Discrimination occurs when a person is treated differently based on membership in a protected class. Discrimination against an individual based on his/her membership in the following protected classes is prohibited:

  • Americans with Disabilities Act [ADA] protects employees with disabilities.
  • Title VII protects individuals based on race, color, religion, gender, and national origin.
  • Age Discrimination in Employment Act [ADEA] protects individuals who are over the age of 40.
  • Other federal, state, and local laws may also protect individuals based on veteran status, marital status, or sexual orientation.
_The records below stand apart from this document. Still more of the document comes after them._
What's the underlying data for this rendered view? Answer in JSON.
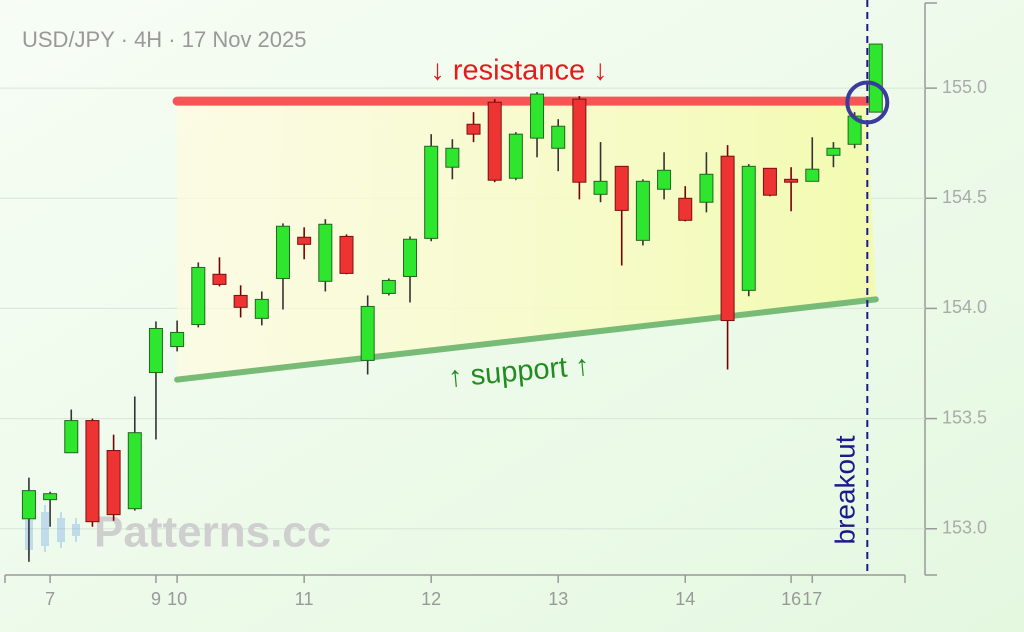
{
  "chart_data": {
    "type": "candlestick",
    "title": "USD/JPY · 4H · 17 Nov 2025",
    "watermark": "Patterns.cc",
    "xlim": [
      -1.13,
      41.38
    ],
    "xticks": [
      {
        "value": 1,
        "label": "7"
      },
      {
        "value": 6,
        "label": "9"
      },
      {
        "value": 7,
        "label": "10"
      },
      {
        "value": 13,
        "label": "11"
      },
      {
        "value": 19,
        "label": "12"
      },
      {
        "value": 25,
        "label": "13"
      },
      {
        "value": 31,
        "label": "14"
      },
      {
        "value": 36,
        "label": "16"
      },
      {
        "value": 37,
        "label": "17"
      }
    ],
    "ylim": [
      152.79,
      155.4
    ],
    "yticks": [
      {
        "value": 153,
        "label": "153.0"
      },
      {
        "value": 153.5,
        "label": "153.5"
      },
      {
        "value": 154,
        "label": "154.0"
      },
      {
        "value": 154.5,
        "label": "154.5"
      },
      {
        "value": 155,
        "label": "155.0"
      }
    ],
    "grid": true,
    "up_color": "#2ee62e",
    "down_color": "#ee3333",
    "x": [
      0,
      1,
      2,
      3,
      4,
      5,
      6,
      7,
      8,
      9,
      10,
      11,
      12,
      13,
      14,
      15,
      16,
      17,
      18,
      19,
      20,
      21,
      22,
      23,
      24,
      25,
      26,
      27,
      28,
      29,
      30,
      31,
      32,
      33,
      34,
      35,
      36,
      37,
      38,
      39,
      40
    ],
    "open": [
      153.045,
      153.132,
      153.345,
      153.491,
      153.355,
      153.091,
      153.709,
      153.827,
      153.927,
      154.155,
      154.059,
      153.955,
      154.136,
      154.323,
      154.123,
      154.327,
      153.764,
      154.068,
      154.145,
      154.318,
      154.641,
      154.836,
      154.936,
      154.591,
      154.773,
      154.727,
      154.95,
      154.518,
      154.645,
      154.309,
      154.541,
      154.5,
      154.482,
      154.691,
      154.082,
      154.636,
      154.586,
      154.577,
      154.695,
      154.745,
      154.891
    ],
    "high": [
      153.232,
      153.168,
      153.541,
      153.5,
      153.427,
      153.6,
      153.941,
      153.945,
      154.209,
      154.232,
      154.105,
      154.077,
      154.386,
      154.368,
      154.405,
      154.336,
      154.059,
      154.136,
      154.327,
      154.791,
      154.768,
      154.891,
      154.95,
      154.8,
      154.982,
      154.859,
      154.964,
      154.755,
      154.645,
      154.586,
      154.709,
      154.555,
      154.709,
      154.741,
      154.655,
      154.636,
      154.641,
      154.777,
      154.755,
      154.891,
      155.2
    ],
    "low": [
      152.85,
      153.009,
      153.345,
      153.009,
      153.036,
      153.082,
      153.405,
      153.805,
      153.914,
      154.1,
      153.959,
      153.923,
      153.995,
      154.223,
      154.077,
      154.155,
      153.7,
      154.059,
      154.027,
      154.305,
      154.586,
      154.755,
      154.573,
      154.582,
      154.686,
      154.623,
      154.495,
      154.482,
      154.195,
      154.286,
      154.495,
      154.395,
      154.436,
      153.723,
      154.055,
      154.509,
      154.441,
      154.577,
      154.641,
      154.727,
      154.891
    ],
    "close": [
      153.173,
      153.159,
      153.491,
      153.032,
      153.064,
      153.436,
      153.909,
      153.891,
      154.186,
      154.109,
      154.005,
      154.041,
      154.373,
      154.291,
      154.382,
      154.159,
      154.009,
      154.127,
      154.314,
      154.736,
      154.727,
      154.791,
      154.582,
      154.791,
      154.973,
      154.827,
      154.573,
      154.577,
      154.445,
      154.577,
      154.627,
      154.4,
      154.609,
      153.945,
      154.645,
      154.514,
      154.573,
      154.632,
      154.727,
      154.873,
      155.2
    ],
    "resistance": {
      "label": "↓ resistance ↓",
      "x": [
        7,
        39.6
      ],
      "y": [
        154.941,
        154.941
      ],
      "color": "#f55555"
    },
    "support": {
      "label": "↑ support ↑",
      "x": [
        7,
        40
      ],
      "y": [
        153.677,
        154.041
      ],
      "color": "#77bb77"
    },
    "breakout": {
      "label": "breakout",
      "x": 39.6,
      "y": 154.935,
      "color": "#1a1a8c"
    }
  }
}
Discrimination in employment can include any term or privilege of employment including but not limited to hiring, compensation, benefits, training, promotion, demotion, corrective action, and termination. Here are some examples of discrimination that can occur in the workplace:

  • Issuing a corrective action to an employee over the age of 40 for violating the attendance policy, but not to an employee under the age of 40 who commits the same violation.
  • Paying a female employee less than a male employee, when all factors are equal.
  • Offering a promotion to a Caucasian employee, but not to an equally qualified minority employee.
  • Refusing to provide a reasonable accommodation such as a schedule change upon request for a religious observation.

An increased awareness in the workplace will help you ensure that discrimination is not present or practiced in your organization.